Hi All, I am newbie in this. Is this function declaration right, as it has bit as parameter, void myfunc(unsigned char,bit);
Ashutosh
No, it isn't.
You really need to get a good 'C' textbook (or books) to learn the basics of the 'C' programming language.
Some suggestions here: http://www.keil.com/books
In C51 it's legal - Or at least, it's accepted.
Try compiling this (non-functional) snippet:
void myfunc(unsigned char,bit); void main(void) { myfunc(1,1); } void myfunc(unsigned char a,bit b) { if (b) ++a; }
It's completely standard 'C'.
Here's a quiz:
int Test(void) { int a; return sizeof a; }
Who reached for their favourite 'C' book?
At least 99.999% of existing code would not look like that ;)
Is it - even with 'bit' ?
However, the fact that it's syntactically valid in isolation doesn't mean that it is "right".

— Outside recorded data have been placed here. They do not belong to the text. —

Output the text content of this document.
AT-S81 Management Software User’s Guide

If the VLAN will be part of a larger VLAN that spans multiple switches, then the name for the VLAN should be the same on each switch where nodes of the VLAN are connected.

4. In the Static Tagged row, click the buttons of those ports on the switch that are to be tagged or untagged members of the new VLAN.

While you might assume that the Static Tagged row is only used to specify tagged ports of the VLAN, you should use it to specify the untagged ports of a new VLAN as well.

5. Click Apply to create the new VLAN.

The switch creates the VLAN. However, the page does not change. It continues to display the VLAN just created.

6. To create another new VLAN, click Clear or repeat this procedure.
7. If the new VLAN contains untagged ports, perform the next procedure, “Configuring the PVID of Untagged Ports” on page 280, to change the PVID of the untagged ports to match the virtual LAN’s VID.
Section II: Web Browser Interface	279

To be "right" means that the declaration has to match the definition. As we have no idea what the definition is, the balance of probabilities that one declaration matches one of the infinite space of possible definitions must be vanishingly small. So "No" is the most-likely-correct answer...
;-)
Good catch!
Your original post was a perfectly correct answer to the OP's question. If he'd asked a different question, your answer would have been wrong - nonetheless, the code he posted is standard 'C' (this time with the proviso that it uses implementation specific extensions as permitted by the standard).
Did I get away with that?
Make that 100% round here...
It is very long between each time I see anyone use sizeof as an operator instead of treating it as a function.
Out of "compatibility", I use it as a function just to avoid questions.
... I use it as a function just to avoid questions.
On the other hand, the non-parenthesized version, when used, is an immediate clue that sizeof's operand is not a type. It is a subjective matter whether an individual or shop puts any value on that language feature.